В груди - тревожный холод, гулкое пространство, в котором обречённо колотится надорванное, сделавшееся каким-то чужим сердце. Ощущение такое, что хочется заорать на весь Кронштадт: "Мне плохо, люди! Помогите, люди! Я погибаю!"

Но кто услышит его крик? Чуриллов поднял воротник плаща, сверху повалила холодная водяная пыль. Как всякая пыль, она обладает эффектом всепроникновения - человека вымачивает до костей.

На пирсе он посчитал корабли, сориентировался в матросских командах, в движении - то, что для другого было незнакомым, чуждым текстом, написанным на древнегреческом языке, для Чуриллова было до боли, до радости знакомым, это была его жизнь, это был он сам - всё кронштадтское находилось в нём, растворённое в крови, в мышцах, в мозгу.

И если бы, конечно, не Ольга, он никогда бы не дал согласия заниматься таким вот позорным счётом. А считать надо не только суда и матросские экипажи (даже "безлошадные"), а и пустые снарядные ящики, имущество кандеев, тюки с бельём, коробки с лекарствами, угольные кучи - то самое, что прямого отношения к боевой мощи Кронштадта не имеет, но может дать очень точную наводку.

Странное дело, после встречи с Ольгой и Шведовым у Чуриллова вдруг пропали стихи, он испугался этой немощи, пробовал собрать слова в строчки, связать их, стянуть. Обычно покорные, они ни за что не хотели подчиняться Чуриллову - у него даже слёзы появлялись на глазах, когда он пытался смотреть на себя со стороны, большого, вялого, беспомощного, больного, у него, похоже, даже надежды на выздоровление нет. Чуриллов начал жить по-иному, что-то заячье, жалкое было сокрыто в этой жизни… Но ради Ольги Чуриллов был готов стерпеть всё, в том числе и это.

Он стоял на пирсе взмокший - не от небесной пыли и морской мороси - от того, чем занимался, с набрякшими подглазьями, впалыми щеками, ослабший, с подрагивающими от усталости ногами и вёл счёт. Губы его немо шевелились. Со стороны всякому, кто знал его, было понятно - поэт сочиняет стихи, но Чуриллов не сочинял ничего, слова покинули его.

Одно только это вышибало у Чуриллова слёзы, в горле начинал двигаться какой-то незнакомый хрящ, грудь стягивало верёвкой: Чуриллов не верил, что с ним могут происходить такие превращения, а они происходили.

Облегчение наступало лишь тогда, когда он думал об Ольге, лицо высветлялось, подбиралось - никаких обвислостей, морщин и мешков под глазами, мешки тоже исчезали, сердце начинало биться облегчённо.
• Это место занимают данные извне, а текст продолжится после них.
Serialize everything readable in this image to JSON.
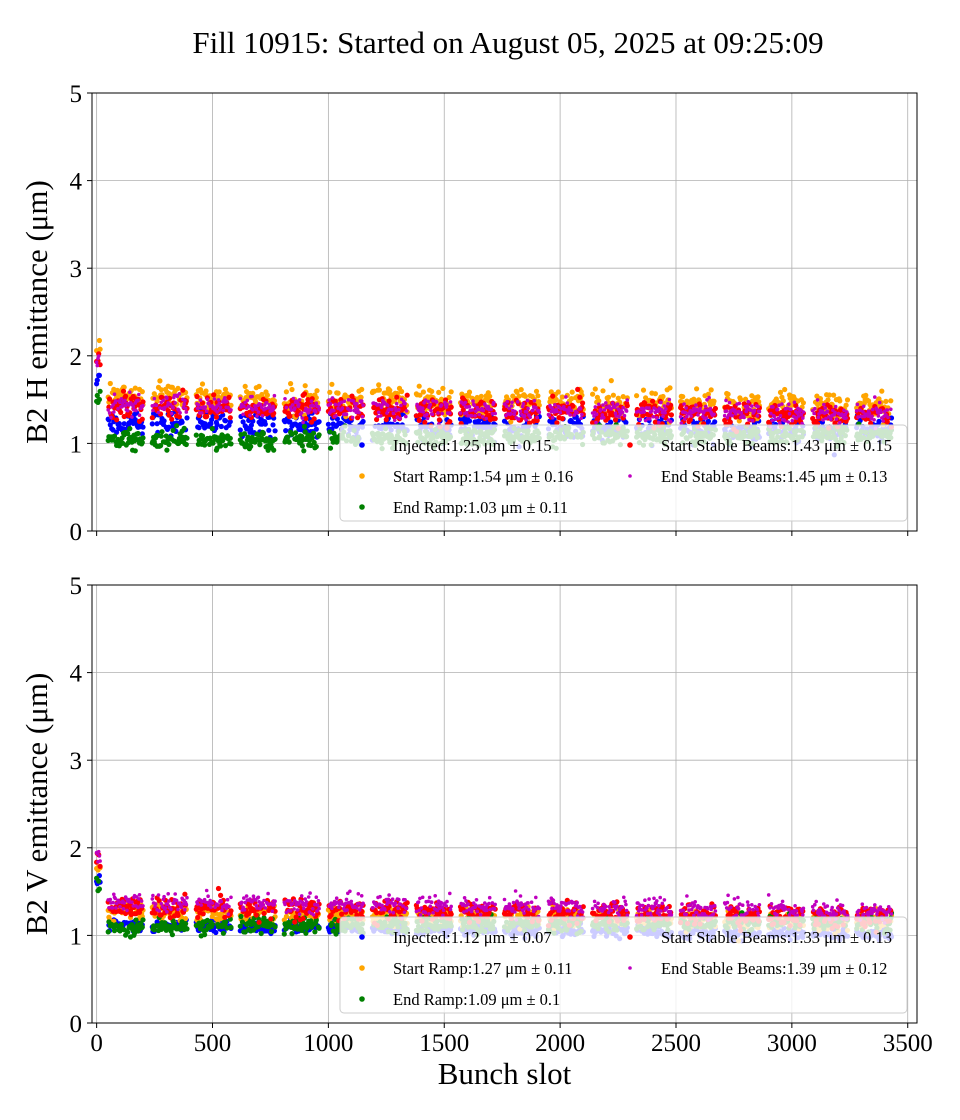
{
  "title": "Fill 10915: Started on August 05, 2025 at 09:25:09",
  "chart_data": [
    {
      "type": "scatter",
      "ylabel": "B2 H emittance (μm)",
      "xlabel": "",
      "xlim": [
        -20,
        3540
      ],
      "ylim": [
        0,
        5
      ],
      "xticks": [
        "0",
        "500",
        "1000",
        "1500",
        "2000",
        "2500",
        "3000",
        "3500"
      ],
      "yticks": [
        "0",
        "1",
        "2",
        "3",
        "4",
        "5"
      ],
      "grid": true,
      "legend_placement": "lower-right",
      "series": [
        {
          "name": "Injected:1.25 μm ± 0.15",
          "label": "Injected:1.25",
          "mean": 1.25,
          "std": 0.15,
          "color": "#0000ff"
        },
        {
          "name": "Start Ramp:1.54 μm ± 0.16",
          "label": "Start Ramp:1.54",
          "mean": 1.54,
          "std": 0.16,
          "color": "#ffa500"
        },
        {
          "name": "End Ramp:1.03 μm ± 0.11",
          "label": "End Ramp:1.03",
          "mean": 1.03,
          "std": 0.11,
          "color": "#008000"
        },
        {
          "name": "Start Stable Beams:1.43 μm ± 0.15",
          "label": "Start Stable Beams:1.43",
          "mean": 1.43,
          "std": 0.15,
          "color": "#ff0000"
        },
        {
          "name": "End Stable Beams:1.45 μm ± 0.13",
          "label": "End Stable Beams:1.45",
          "mean": 1.45,
          "std": 0.13,
          "color": "#bf00bf"
        }
      ]
    },
    {
      "type": "scatter",
      "ylabel": "B2 V emittance (μm)",
      "xlabel": "Bunch slot",
      "xlim": [
        -20,
        3540
      ],
      "ylim": [
        0,
        5
      ],
      "xticks": [
        "0",
        "500",
        "1000",
        "1500",
        "2000",
        "2500",
        "3000",
        "3500"
      ],
      "yticks": [
        "0",
        "1",
        "2",
        "3",
        "4",
        "5"
      ],
      "grid": true,
      "legend_placement": "lower-right",
      "series": [
        {
          "name": "Injected:1.12 μm ± 0.07",
          "label": "Injected:1.12",
          "mean": 1.12,
          "std": 0.07,
          "color": "#0000ff"
        },
        {
          "name": "Start Ramp:1.27 μm ± 0.11",
          "label": "Start Ramp:1.27",
          "mean": 1.27,
          "std": 0.11,
          "color": "#ffa500"
        },
        {
          "name": "End Ramp:1.09 μm ± 0.1",
          "label": "End Ramp:1.09",
          "mean": 1.09,
          "std": 0.1,
          "color": "#008000"
        },
        {
          "name": "Start Stable Beams:1.33 μm ± 0.13",
          "label": "Start Stable Beams:1.33",
          "mean": 1.33,
          "std": 0.13,
          "color": "#ff0000"
        },
        {
          "name": "End Stable Beams:1.39 μm ± 0.12",
          "label": "End Stable Beams:1.39",
          "mean": 1.39,
          "std": 0.12,
          "color": "#bf00bf"
        }
      ]
    }
  ]
}
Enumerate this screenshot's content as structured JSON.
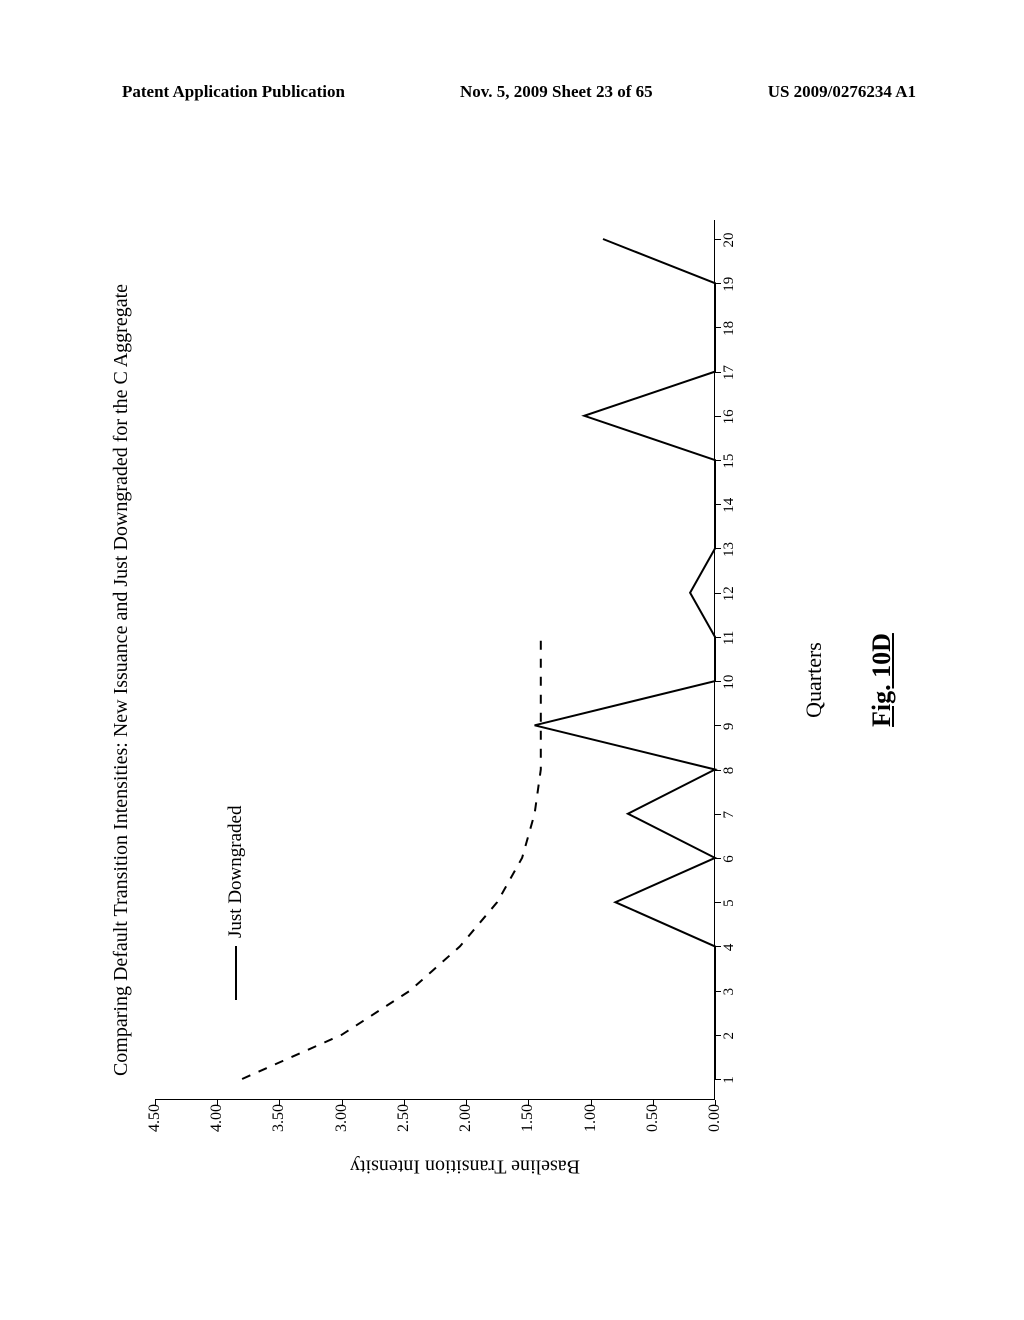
{
  "header": {
    "left": "Patent Application Publication",
    "center": "Nov. 5, 2009  Sheet 23 of 65",
    "right": "US 2009/0276234 A1"
  },
  "chart": {
    "type": "line",
    "title": "Comparing Default Transition Intensities:  New Issuance and Just Downgraded for the C Aggregate",
    "x_label": "Quarters",
    "y_label": "Baseline Transition Intensity",
    "figure_caption": "Fig. 10D",
    "ylim": [
      0.0,
      4.5
    ],
    "ytick_step": 0.5,
    "ytick_labels": [
      "0.00",
      "0.50",
      "1.00",
      "1.50",
      "2.00",
      "2.50",
      "3.00",
      "3.50",
      "4.00",
      "4.50"
    ],
    "xticks": [
      1,
      2,
      3,
      4,
      5,
      6,
      7,
      8,
      9,
      10,
      11,
      12,
      13,
      14,
      15,
      16,
      17,
      18,
      19,
      20
    ],
    "legend": {
      "label": "Just Downgraded"
    },
    "series": [
      {
        "name": "Just Downgraded",
        "style": "solid",
        "color": "#000000",
        "width": 2,
        "x": [
          1,
          2,
          3,
          4,
          5,
          6,
          7,
          8,
          9,
          10,
          11,
          12,
          13,
          14,
          15,
          16,
          17,
          18,
          19,
          20
        ],
        "y": [
          0.0,
          0.0,
          0.0,
          0.0,
          0.8,
          0.0,
          0.7,
          0.0,
          1.45,
          0.0,
          0.0,
          0.2,
          0.0,
          0.0,
          0.0,
          1.05,
          0.0,
          0.0,
          0.0,
          0.9
        ]
      },
      {
        "name": "New Issuance",
        "style": "dashed",
        "color": "#000000",
        "width": 2,
        "x": [
          1,
          2,
          3,
          4,
          5,
          6,
          7,
          8,
          9,
          10,
          11
        ],
        "y": [
          3.8,
          3.0,
          2.45,
          2.05,
          1.75,
          1.55,
          1.45,
          1.4,
          1.4,
          1.4,
          1.4
        ]
      }
    ],
    "background_color": "#ffffff",
    "axis_color": "#000000",
    "title_fontsize": 20,
    "label_fontsize": 20,
    "tick_fontsize": 16
  }
}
Ольга была тем самым озарением, кратким божьим мигом, способным сделать его жизнь нужной и драгоценной, и Чуриллов в неверящей улыбке раздвигал губы: неужели всё свершилось, Ольга вернулась и вообще всё вернулось на круги своя, и он больше никогда не потеряет её? "Ольга, Ольга!" - звучало над полями, где ломали друг другу крестцы с голубыми, свирепыми глазами и жилистыми руками молодцы. "Ольга, Ольга!" - вопили древляне с волосами жёлтыми, как мёд, выцарапывая в раскалённой бане окровавленными когтями ход… Старые строчки вспоминались, когда он думал об Ольге, - старые, а новые не рождались. Ольга уходила из Чуриллова, и лицо его делалось далёким, обиженным, горьким.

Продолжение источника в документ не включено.